Pilot-scale study and biochemical verification of salt-tolerant catalyst Fe-Bi@γ-Al2O3 for catalytic ozonation of high-salinity wastewater

Abstract

In this study, Fe-Bi@ γ-Al2O3 was used as a catalyst to construct a heterogeneous catalytic ozonation system for the treatment of high-salinity organic wastewater and its biochemical verification was studied. The optimum operating conditions and degradation mechanism of Fe-Bi@ γ-Al2O3 catalytic ozonation of high salinity wastewater were systematically investigated. The biodegradability of wastewater before and after treatment was also studied. Under the optimum operating conditions of ozone dosage of 160 mg/L, catalyst filling rate of 15%, ratio of height to diameter of 15, hydraulic retention time of 210 min and recycle ratio of 500%, the removal rate of COD is 45.13%. The mechanical strength of Fe-Bi@ γ-Al2O3 catalyst is almost unchanged after being reused for 20 times. The results of Ultraviolet and visible spectrophotometry (UV-Vis), 3D (Three-Dimensional)-fluorescence and Gas Chromatography-Mass Spectrometer (GC-MS)showed that humus, fulvic acid and undissolved microbial organic matter were degraded. In the biochemical verification experiment, after the high salinity wastewater was used to impact the bio-reactor, the mixed liquor suspended solids (MLSS) was basically stable at 9597 mg/L, 8856 mg/L, 9414 mg/L and 8741 mg/L, and the mixed liquor volatile suspended solids (MLVSS) was basically stable at 7042 mg/L, 6940 mg/L, 6949 mg/L and 6519 mg/L. The dissolved oxygen (DO) in the four reactors were 2.9 mg/L, 3.48 mg/L, 3.6 mg/L and 2.92 mg/L respectively, and the sludge Volume Index (SVI30) were 93 mL/g, 98 mL/g, 93 mL/g and 91 mL/g respectively. After two cycles (20d) of 30% high salinity wastewater, the chemical oxygen demand (COD) removal rates of the four reactors were 78%, 84%, 86% and 91%, respectively.
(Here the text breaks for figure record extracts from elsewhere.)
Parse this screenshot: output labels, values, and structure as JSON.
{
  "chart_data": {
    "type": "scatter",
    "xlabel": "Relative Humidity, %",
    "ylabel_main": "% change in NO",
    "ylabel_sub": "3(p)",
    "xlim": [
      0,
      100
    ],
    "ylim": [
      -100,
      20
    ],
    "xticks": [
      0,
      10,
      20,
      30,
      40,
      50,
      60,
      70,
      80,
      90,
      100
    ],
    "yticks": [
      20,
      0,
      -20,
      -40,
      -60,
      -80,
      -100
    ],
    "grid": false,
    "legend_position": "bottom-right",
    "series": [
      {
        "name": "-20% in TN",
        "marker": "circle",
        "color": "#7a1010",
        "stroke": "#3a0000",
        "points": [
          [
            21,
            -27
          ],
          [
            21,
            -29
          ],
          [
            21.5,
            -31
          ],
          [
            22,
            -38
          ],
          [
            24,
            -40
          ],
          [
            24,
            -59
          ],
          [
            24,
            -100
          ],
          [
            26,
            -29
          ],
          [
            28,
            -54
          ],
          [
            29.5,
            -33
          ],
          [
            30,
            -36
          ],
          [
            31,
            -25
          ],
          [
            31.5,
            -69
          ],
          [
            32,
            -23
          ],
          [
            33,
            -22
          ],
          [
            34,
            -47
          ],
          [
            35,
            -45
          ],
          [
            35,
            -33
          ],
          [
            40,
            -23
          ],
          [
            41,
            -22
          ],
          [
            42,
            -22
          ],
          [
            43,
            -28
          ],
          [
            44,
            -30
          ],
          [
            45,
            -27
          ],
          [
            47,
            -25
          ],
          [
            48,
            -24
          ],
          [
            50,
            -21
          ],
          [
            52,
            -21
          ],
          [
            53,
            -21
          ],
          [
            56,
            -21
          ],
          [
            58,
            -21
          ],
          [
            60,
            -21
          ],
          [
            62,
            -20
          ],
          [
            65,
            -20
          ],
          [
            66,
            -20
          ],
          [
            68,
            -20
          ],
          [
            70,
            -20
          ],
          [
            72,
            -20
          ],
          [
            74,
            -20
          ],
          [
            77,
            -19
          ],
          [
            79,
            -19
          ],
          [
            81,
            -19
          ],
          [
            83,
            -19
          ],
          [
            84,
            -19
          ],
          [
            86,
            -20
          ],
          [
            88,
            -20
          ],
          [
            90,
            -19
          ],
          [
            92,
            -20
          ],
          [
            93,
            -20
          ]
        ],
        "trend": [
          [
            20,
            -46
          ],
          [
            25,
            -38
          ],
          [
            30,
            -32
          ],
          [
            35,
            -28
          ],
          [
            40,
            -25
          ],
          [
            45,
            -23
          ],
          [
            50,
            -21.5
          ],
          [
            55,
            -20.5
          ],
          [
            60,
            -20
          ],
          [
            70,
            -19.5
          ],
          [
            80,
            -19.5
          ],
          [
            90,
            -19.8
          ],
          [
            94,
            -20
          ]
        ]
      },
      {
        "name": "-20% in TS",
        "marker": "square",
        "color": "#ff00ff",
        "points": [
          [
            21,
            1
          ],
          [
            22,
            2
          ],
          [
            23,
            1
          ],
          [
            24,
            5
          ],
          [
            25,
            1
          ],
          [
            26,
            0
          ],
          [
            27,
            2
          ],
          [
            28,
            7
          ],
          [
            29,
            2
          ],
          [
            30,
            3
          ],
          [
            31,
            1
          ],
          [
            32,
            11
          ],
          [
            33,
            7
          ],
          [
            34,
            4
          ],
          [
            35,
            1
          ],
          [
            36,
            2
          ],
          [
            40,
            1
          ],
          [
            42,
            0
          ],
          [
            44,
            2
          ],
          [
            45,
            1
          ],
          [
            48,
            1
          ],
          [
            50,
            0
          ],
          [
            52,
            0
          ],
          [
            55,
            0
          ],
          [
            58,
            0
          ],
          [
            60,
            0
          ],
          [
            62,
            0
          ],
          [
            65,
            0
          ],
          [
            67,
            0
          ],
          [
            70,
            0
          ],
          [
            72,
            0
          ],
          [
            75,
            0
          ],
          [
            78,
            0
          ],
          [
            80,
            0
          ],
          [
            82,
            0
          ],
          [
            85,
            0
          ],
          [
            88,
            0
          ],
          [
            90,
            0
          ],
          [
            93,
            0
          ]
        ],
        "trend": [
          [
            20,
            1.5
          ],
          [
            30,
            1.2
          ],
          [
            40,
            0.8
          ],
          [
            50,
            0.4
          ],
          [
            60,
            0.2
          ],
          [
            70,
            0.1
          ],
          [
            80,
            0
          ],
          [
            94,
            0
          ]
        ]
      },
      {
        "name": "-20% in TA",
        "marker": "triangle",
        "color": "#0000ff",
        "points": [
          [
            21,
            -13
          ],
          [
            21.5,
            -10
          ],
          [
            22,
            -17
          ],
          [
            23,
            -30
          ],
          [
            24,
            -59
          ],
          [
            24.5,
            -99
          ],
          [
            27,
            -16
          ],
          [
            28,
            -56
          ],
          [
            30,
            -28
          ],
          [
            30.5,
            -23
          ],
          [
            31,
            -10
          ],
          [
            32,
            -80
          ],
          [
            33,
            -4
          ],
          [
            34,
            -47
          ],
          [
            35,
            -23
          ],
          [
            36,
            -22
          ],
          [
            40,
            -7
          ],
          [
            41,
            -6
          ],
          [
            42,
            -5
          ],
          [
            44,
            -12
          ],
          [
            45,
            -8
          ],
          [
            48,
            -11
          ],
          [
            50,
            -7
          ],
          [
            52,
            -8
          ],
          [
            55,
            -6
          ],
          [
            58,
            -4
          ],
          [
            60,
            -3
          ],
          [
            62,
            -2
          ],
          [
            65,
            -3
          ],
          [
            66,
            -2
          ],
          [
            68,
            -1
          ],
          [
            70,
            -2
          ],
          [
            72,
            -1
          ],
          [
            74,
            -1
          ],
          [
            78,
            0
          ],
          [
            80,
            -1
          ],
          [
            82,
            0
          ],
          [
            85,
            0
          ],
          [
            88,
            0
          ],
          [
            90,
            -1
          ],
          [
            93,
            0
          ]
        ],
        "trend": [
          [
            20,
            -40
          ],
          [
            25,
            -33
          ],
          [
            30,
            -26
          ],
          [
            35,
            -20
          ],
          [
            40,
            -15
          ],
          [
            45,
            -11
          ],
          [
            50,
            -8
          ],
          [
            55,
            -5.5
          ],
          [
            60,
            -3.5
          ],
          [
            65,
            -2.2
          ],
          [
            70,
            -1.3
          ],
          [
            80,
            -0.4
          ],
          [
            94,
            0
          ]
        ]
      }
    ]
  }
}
When the reaction time is 40 min, the BOD5/COD (B/C) value of the high-salinity wastewater reaches 0.91, and the biodegradability of the wastewater is improved significantly. Scanning electron microscope (SEM) showed that the granular sludge in the reactor had compact structure and smooth surface, and there were a lot of fungi and filamentous microorganisms on the sludge surface.in that condition of salinity stress, the microbial community in the activate sludge changed to a great extent, and Proteobacteria and Bacteroidetes became the main phylum. The Fe-Bi@ γγ-Al2O3 catalyst has good catalytic performance and can be used for deep treatment of high-salt organic wastewater.